Now that the budget impasse is over (we’ll have more to say on that subject in this coming week’s update,”While California Dreams” ),we are focusing on Women’s Equality Day. This Sunday, August 26th marks the 87th anniversary of the ratification of the 19th amendment to the U.S. Constitution which gave women the right to vote after a 75 year struggle. There are many ways to mark the occasion. In California, there are at least two such ways we can ensure that victims of employment discrimination continue to have the opportunity to seek redress in the courts. For that to happen, our legislature should pass Assemblymember Julia Brownley’s AB 435 and Assemblymember Dave Jones’ AB 437 Both of these measures are pending in the California State Senate.
Brownley’s bill, AB 435, specifically extends the statute of limitiations within which women can file suits for gender-based wage discrimination. It requires that all employers maintain their records of wages, wage rates, job classifications and other terms and conditions of employment for five years, and extends the statute of limitations for a civil action to collect back wages to four years, or, in the case of willful misconduct, to five years. The current statute of limitations is two years, unless the violation is willful in which case it is three years.
The Jones bill, AB 437 is necessary because the current US Supreme Court has demonstrated a commitment to overturn, and thus destroy, many hard-fought gains for women, minorities and other “protected classes” of people in this country. One such effort occurred in May of 2007 when the Court voted, by a 5-4 majority, to overturn decades of precedent in the Ledbetter v. Goodyear Tire & Rubber Co. In doing so, the Supreme Court severely limited workers’ ability to bring pay discrimination claims against employers who break the hard-fought laws prohibiting discriminatory compensation practices on the basis of gender, race or other prohibited criteria.
The U.S. Supreme Court ruled that Lilly Ledbetter had waited too long to sue for pay discrimination despite the fact that she filed a complaint as soon as she received an anonymous note alerting her to the fact that her wages were less than her male counterparts. The Court said that Ledbetter was required to file a complaint within 180 days of the pay decision, regardless of whether she had knowledge of the discrimination or not!(Note: emphasis and comment are those of this author)
In Ms. Ledbetter’s case, she had worked for Goodyear Tire for nearly twenty years. She sued the company after learning that she, the only female supervisor, was the lowest paid supervisor at the facility. She was paid 15-40% less than the male supervisors, even though she had more experience than several of her colleagues. After a jury trial, the 12 local citizens found that her employer had unlawfully discriminated against her on the basis of sex.
Regardless, the US Supreme Court ruled that she had filed the complaint too late. In her dissenting opinion, Justice Ruth Bader Ginsberg (the sole woman on the Court today) called on Congress to correct the Court’s new-found re-interpretation of the discrimination law. Within a month, Congress introduced federal legislation to do just that.
AB 437 is modeled after the federal legislation.

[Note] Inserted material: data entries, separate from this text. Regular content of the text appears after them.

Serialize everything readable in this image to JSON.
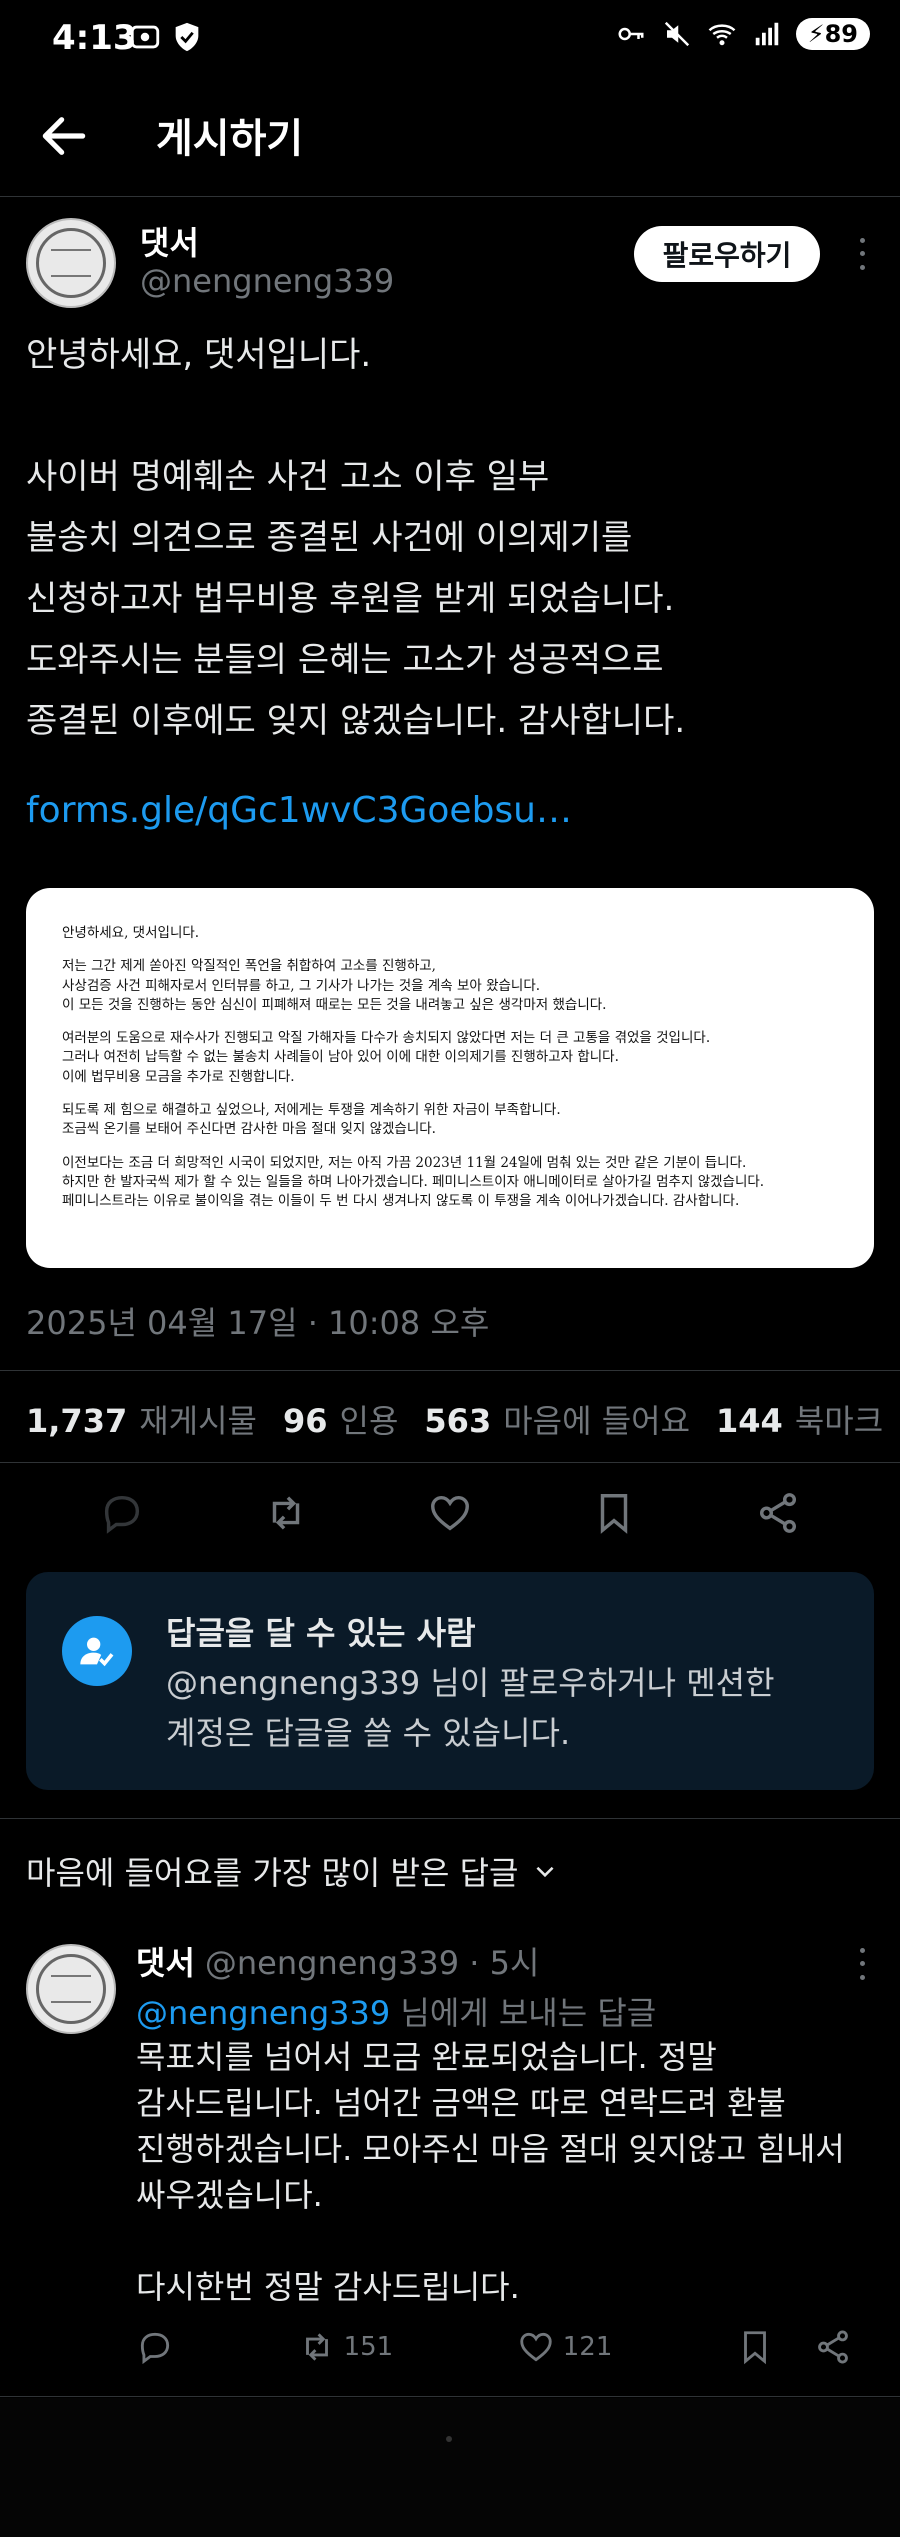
{
  "status_bar": {
    "time": "4:13",
    "battery": "89"
  },
  "header": {
    "title": "게시하기"
  },
  "post": {
    "author": {
      "name": "댓서",
      "handle": "@nengneng339"
    },
    "follow_label": "팔로우하기",
    "text_lines": [
      "안녕하세요, 댓서입니다.",
      "",
      "사이버 명예훼손 사건 고소 이후 일부",
      "불송치 의견으로 종결된 사건에 이의제기를",
      "신청하고자 법무비용 후원을 받게 되었습니다.",
      "도와주시는 분들의 은혜는 고소가 성공적으로",
      "종결된 이후에도 잊지 않겠습니다. 감사합니다."
    ],
    "link": "forms.gle/qGc1wvC3Goebsu…",
    "image_text": {
      "p1": [
        "안녕하세요, 댓서입니다."
      ],
      "p2": [
        "저는 그간 제게 쏟아진 악질적인 폭언을 취합하여 고소를 진행하고,",
        "사상검증 사건 피해자로서 인터뷰를 하고, 그 기사가 나가는 것을 계속 보아 왔습니다.",
        "이 모든 것을 진행하는 동안 심신이 피폐해져 때로는 모든 것을 내려놓고 싶은 생각마저 했습니다."
      ],
      "p3": [
        "여러분의 도움으로 재수사가 진행되고 악질 가해자들 다수가 송치되지 않았다면 저는 더 큰 고통을 겪었을 것입니다.",
        "그러나 여전히 납득할 수 없는 불송치 사례들이 남아 있어 이에 대한 이의제기를 진행하고자 합니다.",
        "이에 법무비용 모금을 추가로 진행합니다."
      ],
      "p4": [
        "되도록 제 힘으로 해결하고 싶었으나, 저에게는 투쟁을 계속하기 위한 자금이 부족합니다.",
        "조금씩 온기를 보태어 주신다면 감사한 마음 절대 잊지 않겠습니다."
      ],
      "p5": [
        "이전보다는 조금 더 희망적인 시국이 되었지만, 저는 아직 가끔 2023년 11월 24일에 멈춰 있는 것만 같은 기분이 듭니다.",
        "하지만 한 발자국씩 제가 할 수 있는 일들을 하며 나아가겠습니다. 페미니스트이자 애니메이터로 살아가길 멈추지 않겠습니다.",
        "페미니스트라는 이유로 불이익을 겪는 이들이 두 번 다시 생겨나지 않도록 이 투쟁을 계속 이어나가겠습니다. 감사합니다."
      ]
    },
    "timestamp": "2025년 04월 17일 · 10:08 오후",
    "stats": {
      "reposts_count": "1,737",
      "reposts_label": "재게시물",
      "quotes_count": "96",
      "quotes_label": "인용",
      "likes_count": "563",
      "likes_label": "마음에 들어요",
      "bookmarks_count": "144",
      "bookmarks_label": "북마크"
    }
  },
  "reply_restriction": {
    "title": "답글을 달 수 있는 사람",
    "body_line1": "@nengneng339 님이 팔로우하거나 멘션한",
    "body_line2": "계정은 답글을 쓸 수 있습니다."
  },
  "sort": {
    "label": "마음에 들어요를 가장 많이 받은 답글"
  },
  "reply": {
    "name": "댓서",
    "handle_time": "@nengneng339 · 5시",
    "mention": "@nengneng339",
    "reply_to_suffix": " 님에게 보내는 답글",
    "text_lines": [
      "목표치를 넘어서 모금 완료되었습니다. 정말",
      "감사드립니다. 넘어간 금액은 따로 연락드려 환불",
      "진행하겠습니다. 모아주신 마음 절대 잊지않고 힘내서",
      "싸우겠습니다.",
      "",
      "다시한번 정말 감사드립니다."
    ],
    "repost_count": "151",
    "like_count": "121"
  },
  "colors": {
    "background": "#000000",
    "accent": "#1d9bf0",
    "muted": "#71767b"
  }
}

Why is this legislation needed? For the simple reason that the Ledbetter decision ignores workplace realities. Most employees who are the victims of discrimination, don’t learn about the discrimination for years into their employment. Salary information is often kept confidential. And given the latest results here in California (which are consistently felt across the nation) showing that the wage gap between rich and poor is only increasing, it is important that discrimination in employment be tackled head-on.
Here in California we have set the example for decades on workforce equity. We have led the way to snuff out bias, hardship and mistreatment of workers by greedy and biased employers. Ironically, it is many of those same corporate fat-cats, who think nothing of multi-million dollar golden parachutes for their CEO’s, who are opposed to this legislation. They don’t want to be held to standards that insure fairness and accountability against law-breaking policies of discrimination. Examples of those opposed to these measures include the California Building Industry Association (CBIA), the big financial companies through their California Bankers Association and the Car Dealers, through their association, the California Motor Car Dealers, among the usual and predictable others who just don’t like having to be accountable to the public or the people who make their businesses run.
Who are those in support? As one would think, the folks who are committed to equal justice and fairness. Included are organizations supporting Women’s Rights, Civil Rights and Labor. This is another battle pitting those protecting the working people vs. the corporate giants seeking millions in profit and little for the people who get them there.
Times are tough enough for working families. It’s time we made sure the hard-fought protections the people have been able to achieve remain effective. And like so many other important laws, the only way we can ensure accountability is to keep the courthouse doors open to those who have been treated unfairly or unlawfully. It’s time to make sure the hard-working people of California can rely on our system of justice to make sure we are treated fairly. We’ve earned it and our Constitution, no matter how battered or bruised it is these days, entitles us to it.
And in honor of Women’s Equality Day, let us not forget that the symbol of Justice in our country is fittingly a woman, blindfolded, holding the scales of justice in her hands. And to further reinforce that image, remember that our Pledge of Allegiance contains, as its final commitment, “Liberty and Justice for all”. Let us make that the legacy of this year’s Women’s Equality celebration.